Beaver City Council voted April 15 to add language to the city’s personnel handbook committing staff to develop an optional employee wellness program and to run a six‑month trial of that program.
Staff presented survey results showing broad interest: "There were 23 employees surveyed, 19 respondents, 82% respondents, of full time employees who participated in the survey," staff said, summarizing the data used to shape the proposal. The presentation noted that many respondents indicated they would use exercise options if offered and suggested incentives and biometric screening as possible components.
Councilors and supervisors raised operational questions about timing, supervision and public perception. "There has to in my opinion, there has to be a clear separation of that time," a council member who supervises staff said, arguing supervisors need guardrails so work is not displaced by exercise time. Others pressed for measures to avoid abuse and to track participation: staff proposed sign‑ins and usage statistics for the trial.

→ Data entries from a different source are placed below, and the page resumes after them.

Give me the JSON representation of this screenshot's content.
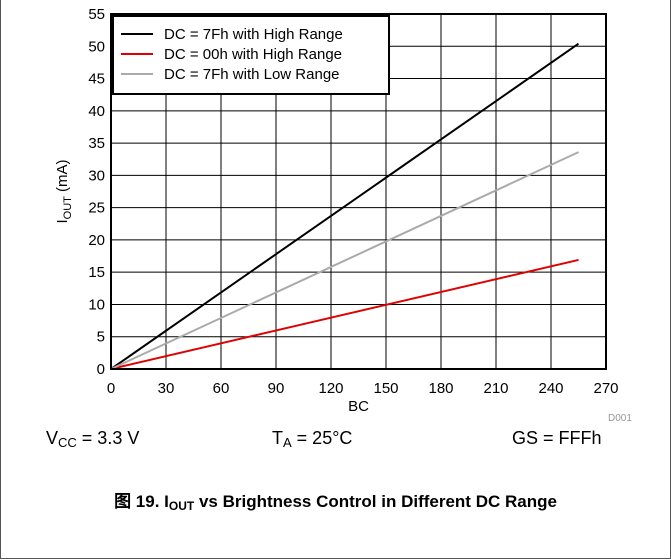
{
  "chart_data": {
    "type": "line",
    "xlabel": "BC",
    "ylabel": {
      "main": "I",
      "sub": "OUT",
      "unit": " (mA)"
    },
    "xlim": [
      0,
      270
    ],
    "ylim": [
      0,
      55
    ],
    "xticks": [
      0,
      30,
      60,
      90,
      120,
      150,
      180,
      210,
      240,
      270
    ],
    "yticks": [
      0,
      5,
      10,
      15,
      20,
      25,
      30,
      35,
      40,
      45,
      50,
      55
    ],
    "grid": true,
    "legend_position": "top-left",
    "series": [
      {
        "name": "DC = 7Fh with High Range",
        "color": "#000000",
        "x": [
          0,
          255
        ],
        "y": [
          0,
          50.4
        ]
      },
      {
        "name": "DC = 00h with High Range",
        "color": "#e00000",
        "x": [
          0,
          255
        ],
        "y": [
          0,
          16.9
        ]
      },
      {
        "name": "DC = 7Fh with Low Range",
        "color": "#aaaaaa",
        "x": [
          0,
          255
        ],
        "y": [
          0,
          33.6
        ]
      }
    ]
  },
  "source_id": "D001",
  "conditions": [
    {
      "main": "V",
      "sub": "CC",
      "rest": " = 3.3 V"
    },
    {
      "main": "T",
      "sub": "A",
      "rest": " = 25°C"
    },
    {
      "main": "GS = FFFh",
      "sub": "",
      "rest": ""
    }
  ],
  "caption": {
    "prefix": "图 19. I",
    "sub": "OUT",
    "rest": " vs Brightness Control in Different DC Range"
  }
}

The motion — made by council member Tyler Skeena and seconded by council member Randy Hunter — passed on a voice vote. The motion directs staff to draft handbook wording that states Beaver City will support and develop an approved wellness program, and to return with implementation details. Councilors suggested retaining a third‑party wellness vendor, including biometric screening and annual checkups as possible elements, and considering non‑wage incentives such as HSA deposits or discounted memberships rather than guaranteeing paid exercise hours.
Next steps: staff will refine handbook wording and cost options, investigate vendor and insurance questions (including worker’s compensation implications for on‑the‑clock exercise), and return to council with a proposed implementation plan for the six‑month trial.
The council approved the handbook language and trial motion without a recorded roll‑call tally; details and program rules will be brought back to a future meeting for formal adoption.